Sommes-nous fous ? !… L’architecte ne put partir sans un écrit de moi !… Il me suppliait de ses yeux qui avaient de la peine à regarder les miens, de ses paroles, de son pied boiteux… Et je lui signai un écrit.

Je souffre maintenant à voir dans le coin sombre la pile de ces livres « inventoriés » ; toi aussi tu l’es, mon petit Évangile ! Je souffre comme si je l’avais trahi, Lui aussi…

Alors, c’était les pluies… Les montagnes étaient voilées d’une brume de plomb. Des chevaux rodaient sur les collines, des chevaux abandonnés. Ils attendaient et ils crevaient. Et l’architecte boiteux allait de villa en villa, saisissant les livres… Et les gens, cachaient leurs têtes dans des trous. Fi, quel cauchemar !

Il ne faut pas penser. Quel soleil ardent !

Il monte, il cuit. Une vapeur brûlante enveloppe la montagne qui commence à bleuir et à luire. Elle vibre, se ranime, regarde. Le soleil fond et se joue sur la mer.

Mes concombres ont tout à fait jauni et se sont racornis ; les carrés ont roussi et se sont vidés. Les tomates pendent, comme mortes. Les poules sont parties dans les gorges.
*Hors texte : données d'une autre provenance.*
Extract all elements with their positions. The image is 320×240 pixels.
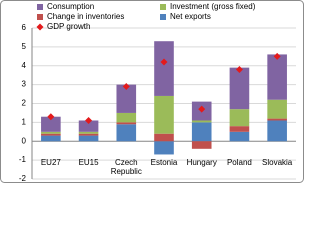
bar-segment xyxy=(116,84,137,113)
legend-label: GDP growth xyxy=(47,22,90,31)
legend-label: Change in inventories xyxy=(47,12,124,21)
y-tick-label: -1 xyxy=(19,155,27,164)
bar-segment xyxy=(267,120,287,142)
legend-swatch xyxy=(36,23,44,31)
gdp-marker xyxy=(122,83,130,91)
legend-swatch xyxy=(160,4,166,10)
legend-label: Net exports xyxy=(170,12,211,21)
bar-segment xyxy=(229,109,250,127)
bar-segment xyxy=(116,122,137,125)
bar-segment xyxy=(116,112,137,123)
bar-segment xyxy=(41,135,61,142)
y-tick-label: 4 xyxy=(22,61,27,70)
bar-segment xyxy=(191,120,212,123)
x-tick-label: Czech Republic xyxy=(111,158,142,176)
bar-segment xyxy=(154,41,174,96)
bar-segment xyxy=(78,120,99,132)
gdp-marker xyxy=(235,66,243,74)
bar-segment xyxy=(267,118,287,121)
legend-swatch xyxy=(37,14,43,20)
x-tick-label: Poland xyxy=(227,158,252,167)
bar-segment xyxy=(229,131,250,142)
legend-label: Investment (gross fixed) xyxy=(170,2,256,11)
y-tick-label: 6 xyxy=(22,23,27,32)
bar-segment xyxy=(191,141,212,149)
x-tick-label: Slovakia xyxy=(262,158,293,167)
y-tick-label: -2 xyxy=(19,174,27,183)
y-tick-label: 0 xyxy=(22,136,27,145)
bar-segment xyxy=(78,131,99,134)
gdp-marker xyxy=(273,52,281,60)
gdp-marker xyxy=(85,116,93,124)
legend-swatch xyxy=(37,4,43,10)
chart-frame xyxy=(0,0,304,183)
bar-segment xyxy=(41,116,61,132)
bar-segment xyxy=(116,124,137,142)
bar-segment xyxy=(41,133,61,136)
bar-segment xyxy=(41,131,61,134)
bar-segment xyxy=(229,126,250,132)
marks xyxy=(41,41,287,155)
y-tick-label: 5 xyxy=(22,42,27,51)
y-tick-label: 1 xyxy=(22,117,27,126)
bar-segment xyxy=(267,54,287,100)
gdp-marker xyxy=(160,58,168,66)
y-tick-label: 3 xyxy=(22,80,27,89)
gdp-marker xyxy=(47,113,55,121)
bar-segment xyxy=(267,99,287,119)
x-tick-label: Estonia xyxy=(151,158,178,167)
bar-segment xyxy=(154,95,174,134)
x-tick-label: EU27 xyxy=(41,158,62,167)
gdp-marker xyxy=(198,105,206,113)
x-tick-label: EU15 xyxy=(79,158,100,167)
bar-segment xyxy=(78,135,99,142)
bar-segment xyxy=(154,133,174,142)
y-tick-label: 2 xyxy=(22,99,27,108)
bar-segment xyxy=(229,67,250,110)
chart: -2 -1 0 1 2 3 4 5 6 EU27 EU15 Czech Republic Estonia H… xyxy=(0,0,304,183)
labels: -2 -1 0 1 2 3 4 5 6 EU27 EU15 Czech Republic Estonia H… xyxy=(19,2,293,183)
legend-swatch xyxy=(160,14,166,20)
legend-label: Consumption xyxy=(47,2,94,11)
bar-segment xyxy=(78,133,99,136)
bar-segment xyxy=(154,141,174,155)
x-tick-label: Hungary xyxy=(187,158,217,167)
bar-segment xyxy=(191,122,212,142)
Le paon est à l’ombre, près de sa villa. Il crie qu’il fait chaud. Tamarka remonte de la combe, traînant sa mamelle vide.

Et toi, petite Torpille, pourquoi n’as-tu pas suivi les autres ?

Elle reste sous le cyprès, pique du bec, tourne les yeux ; je comprends : elle passe. Je la prends dans mes bras ; elle est légère comme un duvet. Eh bien… c’est mieux ainsi. Allons, regarde le soleil… Tu l’aimais, encore que tu ne saches pas ce que c’était. Et là-bas, voici les montagnes. Comme elles sont devenues bleues ! Tu ne savais pas non plus ce que c’était ; mais tu y étais habituée. Et cela, ce bleu, si bleu, si vaste ?… C’est la mer. Tu es petite, tu ne sais pas. Allons, montre-moi tes yeux… Le soleil ! En eux aussi il luit… mais tout autrement, froid et vide. C’est le soleil de la mort. Tes yeux sont comme une pellicule de plomb et le soleil en eux est un soleil de plomb, un soleil vide. Ce n’est pas sa faute, ni la tienne, ma petite Torpille. Tu n’es pas en faute. Tu piques de la tête… Heureuse Torpille… Tu passes en de bonnes mains !… Je vais te mignoter, te parler bas, bas : « “Adieu ! mon soleil vivant !” Combien, à l’heure actuelle, en est-il de grands qui ont connu le soleil, et qui passent dans les ténèbres !… Sans doux chuchotements, ni caresses d’une main amie… Tu es heureuse, petite Torpille !… »

Et elle passa paisiblement dans mes bras, la petite ignorante.

C’était le haut midi. Je pris ma pelle et m’en allai à la limite de mon domaine, en un coin paisible où se trouvent des pierres chaudes, entassées. J’y fis un trou et l’y étendis avec soin, avec un murmure d’adieu. Et je comblai vite le trou.

Vous, assis en vos moelleux fauteuils, vous souriez peut-être. Quelle sentimentalité ! Cela ne m’afflige nullement. Fumez vos cigares, lancez vos paroles, cette eau bruissante de la vie. Elles couleront au cloaque comme des eaux épuisées. Je sais avec quelle jalousie vous vous mirez dans les cadres bruyants des journaux, avec quelle avidité vous écoutez le papier ! Je vois en vos yeux le soleil de plomb, le soleil des morts. Jamais en eux le soleil ne s’allumera, vif, tel qu’il brûlait même dans les yeux de mon ignorante petite Torpille. Je ne vous dirai que cela : vous avez tué même ma Torpille !

Ne comprenez pas. Fumez vos cigares.